Die Stimme - das Grundkapital des Lehrerberufs führt ein Schattendasein

Die Stimme – das Grundkapital des Lehrerberufs führt ein Schattendasein

Berufe werden nach Ausmaß der stimmlichen Anforderungen in vier Gruppen eingeteilt. Lehrkräfte werden in die Kategorie II eingeordnet, in die Berufssprecher. Darüber liegen nur noch Schauspieler, Sänger und Ähnliches. Während diese allerdings eine stimmliche Ausbildung genießen, ist bei Lehrern die Belastung der Stimme zwar hoch, eine Stimmbildung bzw. eine Optimierung der Stimm- und Sprechfähigkeit aber kein Bestandteil der beruflichen Ausbildung. Gerade im Schulalltag mit seinen vielfältigen didaktisch-methodischen Herausforderungen sind aber eine gesunde und leistungsstabile Stimme sowie eine verständliche Sprechweise unerlässlich. Daher bot der BLLV Niederbayern seinem Perspektivteam eine einmalige Gelegenheit, sich mit Stimmprophylaxe und Stimmhygiene zu beschäftigen. Das Seminar bestand aus zwei Einheiten. Zunächst wurde für jeden Teilnehmer entweder an der Universität Passau oder an der Universität Regensburg eine individuelle computergestützte Analyse der stimmlichen Leistungsfähigkeit und Stimmqualität durchgeführt und in einem anschließenden Feedbackgespräch das Ergebnis besprochen. Im zweitägigen Workshop wurden dann Kenntnisse der an der Stimmfunktion beteiligten Bereiche vermittelt und praktische Übungen zu Körperhaltung, Atmung, Stimme und Artikulation durchgeführt.

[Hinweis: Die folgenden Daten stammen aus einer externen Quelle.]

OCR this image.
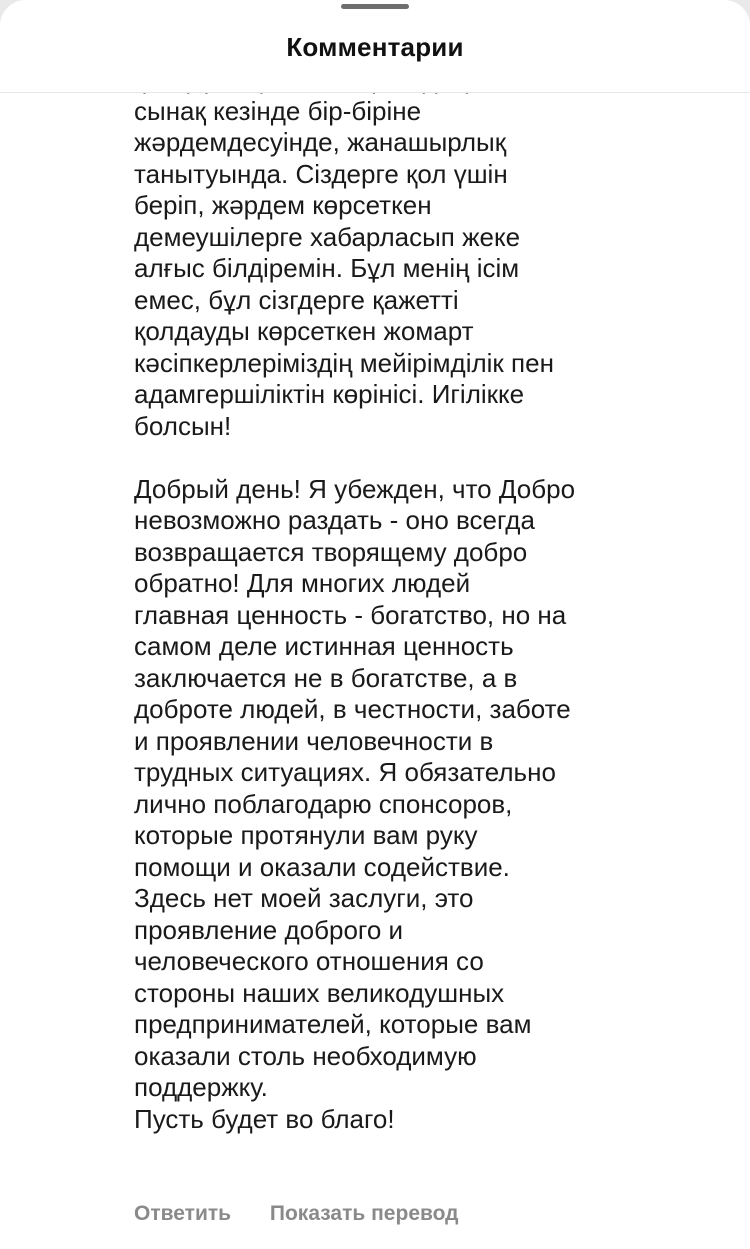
Комментарии

сынақ кезінде бір-біріне
жәрдемдесуінде, жанашырлық
танытуында. Сіздерге қол үшін
беріп, жәрдем көрсеткен
демеушілерге хабарласып жеке
алғыс білдіремін. Бұл менің ісім
емес, бұл сізгдерге қажетті
қолдауды көрсеткен жомарт
кәсіпкерлеріміздің мейірімділік пен
адамгершіліктін көрінісі. Игілікке
болсын!

Добрый день! Я убежден, что Добро
невозможно раздать - оно всегда
возвращается творящему добро
обратно! Для многих людей
главная ценность - богатство, но на
самом деле истинная ценность
заключается не в богатстве, а в
доброте людей, в честности, заботе
и проявлении человечности в
трудных ситуациях. Я обязательно
лично поблагодарю спонсоров,
которые протянули вам руку
помощи и оказали содействие.
Здесь нет моей заслуги, это
проявление доброго и
человеческого отношения со
стороны наших великодушных
предпринимателей, которые вам
оказали столь необходимую
поддержку.
Пусть будет во благо!

Ответить Показать перевод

Um die Teilnehmer optimal betreuen zu können, wurde die Gruppe geteilt. Eine Hälfte wurde von Christian Gegner M.A. von der Universität Regensburg in die Welt der Stimme eingeführt, die andere von Dr. Elke Krauser M.A. von der Universität Passau.

Wie man als Lehrkraft von Schülerseite wahrgenommen wird, erfolgt über drei Kanäle. Dabei nimmt der auditive Kanal, also das, was wir hören, das Verbale, nur ein Drittel der Kommunikation ein. Der Großteil erfolgt über den visuellen Kanal, d. h. die Körpersprache, und den taktilen Kanal, die sogenannte Distanzzone. Aber der Höreindruck, der geprägt wird durch Stimme, Artikulation und Betonung entscheidet über die Aufmerksamkeit, Verständlichkeit und den Eindruck von Kompetenz und Glaubwürdigkeit. Nach einer Studie unterliegen besonders Lehrer der Gefahr einer funktionellen Stimmstörung und in den Wartezimmern der HNO-Ärzte nehmen sie ca. 50 – 70 % der Patienten ein. Warum dies so ist, zeigt die Tatsache, dass der Lärm in Klassenzimmern mit 50-60 db gemessen wurde. Zum Vergleich, in einer Sporthalle liegt der Pegel bei 80 – 85, in der Schwimmhalle sogar bei 120 db. Ab 65/70 db muss in einem Unternehmen Gehörschutz getragen werden, ab 40 db beginnen nachgewiesene Konzentrations- und Schlafstörungen und ab 65 db steigt das Risiko für Herz- und Kreislauferkrankungen. Berücksichtigt man dann noch, dass die Lehrerstimme 10 db stärker sein muss, um das Sprachverständnis zu gewährleisten, so wird klar, dass Lehrer eine High-Risk-Beruf für Stimmstörungen ist.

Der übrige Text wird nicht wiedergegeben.